Explosion of sea life

will101

Senior Member
There is currently a mass of krill or shrimp or whatever you might call it in the water. The whales, dolphins etc are quite busy. We managed to get a few fish in the foul wind yesterday (hottentot and jacobever) and they were literally stuffed with these little sea creatures. What with all the baitfish and shrimp / krill in the water it surely paints a good picture regarding the health of our ocean?

These little animals are white in color with black speck eyes, about 5mm long. The krill I have seen previously were basically transparent but the same size. They can even be found washed out on the beach at Kommetjie. Any experts care to give us some more info please?

Did anyone have any offshore success over the weekend? I saw one charter boat leave on an inshore trip yesterday - will try and gather more info.
 

Tuna fish

Senior Member
I think its Krill Noordhoek beach was covered with them on Saturday. Sterkies were working the anchovies in the surf like no tomorrow ! Hopefully this a good sign of things to come.
 

AndriesH

Sealiner
I saw a National Geographic program a while ago where these occurances were monitored off the Namibian coast.

The message was the opposite of good: it was bad.
The krill form the bottom of the food chain and the base diet for most fish species that we are familiar with.
With NO sardines around, noa baitfish able to eat the krill, you end up with a potential disaster as the krill have nowhere to go and just die and pollute. This results in all sort of problems like red tides due to less oxygen in the water etc.

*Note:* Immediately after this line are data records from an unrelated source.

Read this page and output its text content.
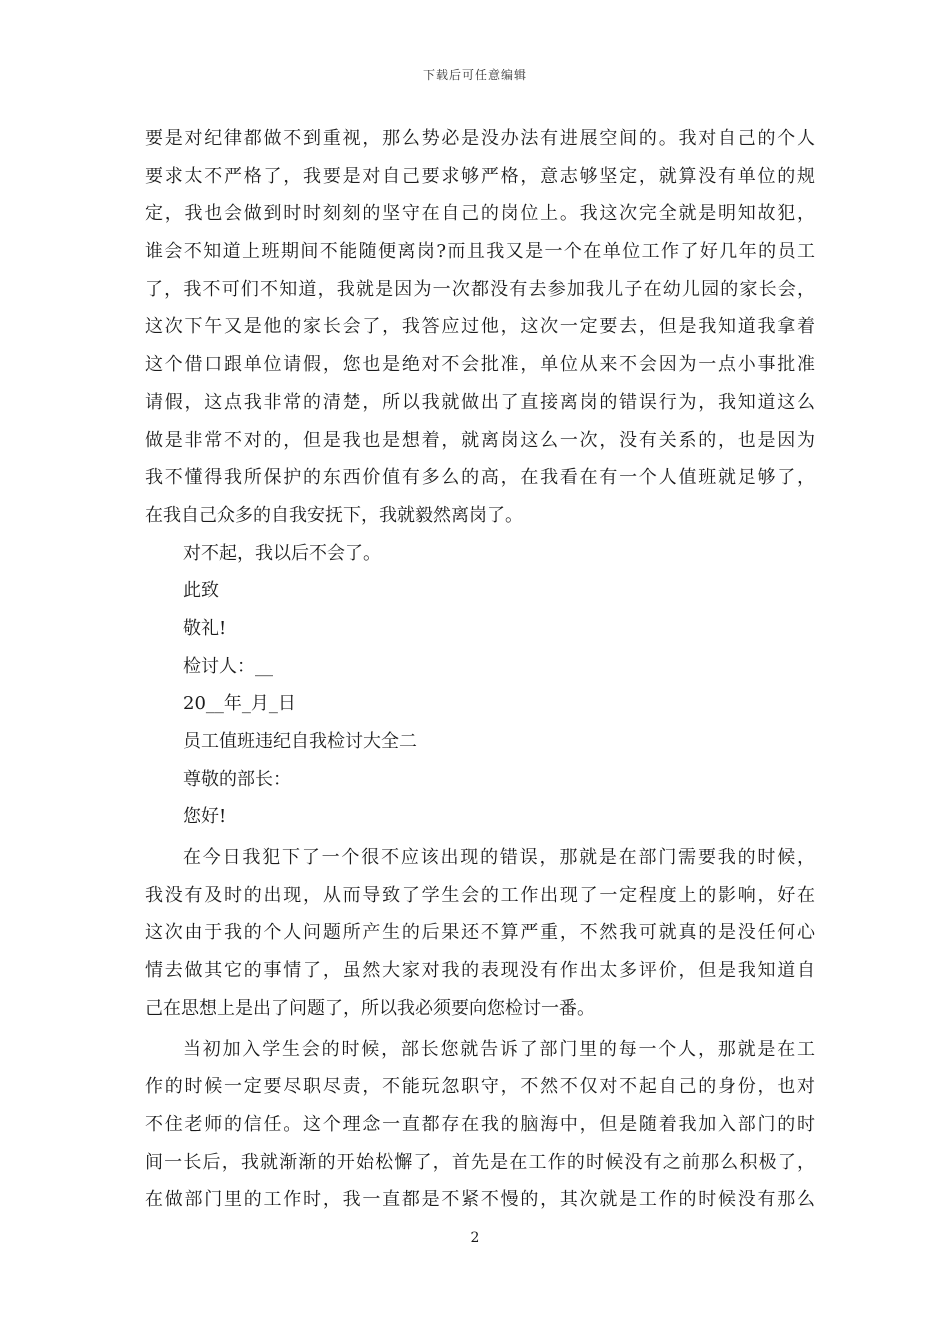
下载后可任意编辑
要是对纪律都做不到重视，那么势必是没办法有进展空间的。我对自己的个人
要求太不严格了，我要是对自己要求够严格，意志够坚定，就算没有单位的规
定，我也会做到时时刻刻的坚守在自己的岗位上。我这次完全就是明知故犯，
谁会不知道上班期间不能随便离岗?而且我又是一个在单位工作了好几年的员工
了，我不可们不知道，我就是因为一次都没有去参加我儿子在幼儿园的家长会，
这次下午又是他的家长会了，我答应过他，这次一定要去，但是我知道我拿着
这个借口跟单位请假，您也是绝对不会批准，单位从来不会因为一点小事批准
请假，这点我非常的清楚，所以我就做出了直接离岗的错误行为，我知道这么
做是非常不对的，但是我也是想着，就离岗这么一次，没有关系的，也是因为
我不懂得我所保护的东西价值有多么的高，在我看在有一个人值班就足够了，
在我自己众多的自我安抚下，我就毅然离岗了。
对不起，我以后不会了。
此致
敬礼!
检讨人：__
20__年_月_日
员工值班违纪自我检讨大全二
尊敬的部长：
您好!
在今日我犯下了一个很不应该出现的错误，那就是在部门需要我的时候，
我没有及时的出现，从而导致了学生会的工作出现了一定程度上的影响，好在
这次由于我的个人问题所产生的后果还不算严重，不然我可就真的是没任何心
情去做其它的事情了，虽然大家对我的表现没有作出太多评价，但是我知道自
己在思想上是出了问题了，所以我必须要向您检讨一番。
当初加入学生会的时候，部长您就告诉了部门里的每一个人，那就是在工
作的时候一定要尽职尽责，不能玩忽职守，不然不仅对不起自己的身份，也对
不住老师的信任。这个理念一直都存在我的脑海中，但是随着我加入部门的时
间一长后，我就渐渐的开始松懈了，首先是在工作的时候没有之前那么积极了，
在做部门里的工作时，我一直都是不紧不慢的，其次就是工作的时候没有那么
2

This is a sign of overfishing by the big fishing fleets.
 

will101

Senior Member
Good point - hopefully it has a positive knock-on effect though in years to come. Still good to see so much activity in the ocean. Actually the whales are a bit of a menace at the moment, one really has to keep a sharp lookout as they are all over the place.
 

Muffin Man

Senior Member
Some of the tail we have been catching over the past 2 weeks on the West Coast have been dik with this and a few juvenile maasbunkers imbetween. Cheers Paul (MM)
 
Something I have noticed is the Mackeys are also huge and plentiful. Could this be because they are now living longer due to lack of predation commbined with the extra food source around?
 

AndriesH

Sealiner
benniejordaan wrote:
Something I have noticed is the Mackeys are also huge and plentiful. Could this be because they are now living longer due to lack of predation commbined with the extra food source around?
That is stunning news !!!
The plentifull availability of food that lives longer results in the downline increased production in ROE in the bigger species, that will connect up to Will101 thinking process of increased fish stocks in a few years to come.

If the industry doesn't start targeting juveniles it certainly would help to restore the balance between food and fish in the the ocean.